Before sitting in the exam and answering the 250 actual exam questions, it’s a good idea to take some practice exams. (ISC)2 is constantly developing new questions, testing them, and rolling them into the test bank mix, so don’t expect any practice test questions to be repeated on the actual exam. However, exam questions from reputable sources cover the same content of what test takers will see on the exam and they’ll help you understand how (ISC)2 asks the questions. While many study books have practice questions, many people benefit from other sources that are focused on providing only practice questions.
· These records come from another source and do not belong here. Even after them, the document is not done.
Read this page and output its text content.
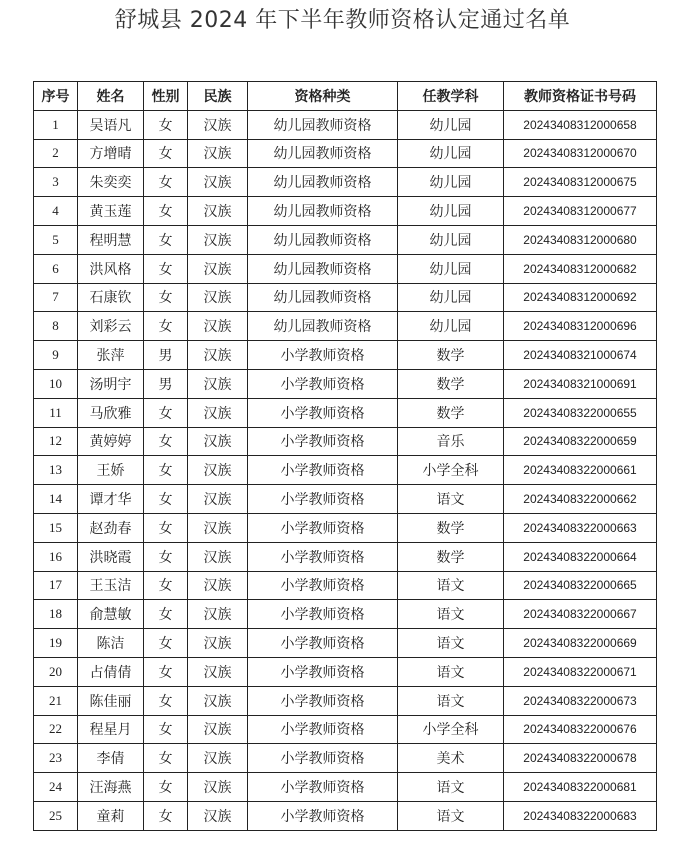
舒城县 2024 年下半年教师资格认定通过名单
序号	姓名	性别	民族	资格种类	任教学科	教师资格证书号码
1	吴语凡	女	汉族	幼儿园教师资格	幼儿园	20243408312000658
2	方增晴	女	汉族	幼儿园教师资格	幼儿园	20243408312000670
3	朱奕奕	女	汉族	幼儿园教师资格	幼儿园	20243408312000675
4	黄玉莲	女	汉族	幼儿园教师资格	幼儿园	20243408312000677
5	程明慧	女	汉族	幼儿园教师资格	幼儿园	20243408312000680
6	洪风格	女	汉族	幼儿园教师资格	幼儿园	20243408312000682
7	石康钦	女	汉族	幼儿园教师资格	幼儿园	20243408312000692
8	刘彩云	女	汉族	幼儿园教师资格	幼儿园	20243408312000696
9	张萍	男	汉族	小学教师资格	数学	20243408321000674
10	汤明宇	男	汉族	小学教师资格	数学	20243408321000691
11	马欣雅	女	汉族	小学教师资格	数学	20243408322000655
12	黄婷婷	女	汉族	小学教师资格	音乐	20243408322000659
13	王娇	女	汉族	小学教师资格	小学全科	20243408322000661
14	谭才华	女	汉族	小学教师资格	语文	20243408322000662
15	赵劲春	女	汉族	小学教师资格	数学	20243408322000663
16	洪晓霞	女	汉族	小学教师资格	数学	20243408322000664
17	王玉洁	女	汉族	小学教师资格	语文	20243408322000665
18	俞慧敏	女	汉族	小学教师资格	语文	20243408322000667
19	陈洁	女	汉族	小学教师资格	语文	20243408322000669
20	占倩倩	女	汉族	小学教师资格	语文	20243408322000671
21	陈佳丽	女	汉族	小学教师资格	语文	20243408322000673
22	程星月	女	汉族	小学教师资格	小学全科	20243408322000676
23	李倩	女	汉族	小学教师资格	美术	20243408322000678
24	汪海燕	女	汉族	小学教师资格	语文	20243408322000681
25	童莉	女	汉族	小学教师资格	语文	20243408322000683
The following list shows some study guides and practice question sources you can consider:
Study Guides
- CISSP All-in-One Exam Guide (ISBN-10: 0-0716-0217-8) by Shon Harris
- CISSP: Certified Information Systems Security Professional Study Guide (ISBN-10: 0-4709-4498-6) by James M. Stewart, Ed Tittel, and Mike Chapple
- CISSP Study Guide (ISBN-10: 1-5974-9563-8) by Eric Conrad, Seth Mesenar, and Joshua Feldman
Practice Questions
- CISSP Cert Flash Cards Online (ISBN-10: 0-7897-4035-4) by Shon Harris
- CISSP Practice Questions Exam Cram (ISBN-10: 0-7897-3806-6) by Michael Gregg
Forum
Additionally, there is an active forum on CISSP. Cccure.org has some free study guides for CISSP. You’ll need to create a profile on cccure.org. After logging in, search on “CISSP” or follow the menu for Certifications -> ISC2 Certifications -> CISSP. They have several free CISSP study guides but be aware that many of these are older. Some knowledge like the OSI model is timeless, but other topics like cryptography change frequently.
Where to Go From Here
Get the CIB. Read it and take notes to identify your weaknesses. Once you’ve identified your weaknesses, look for resources to increase your knowledge in those areas. Good luck!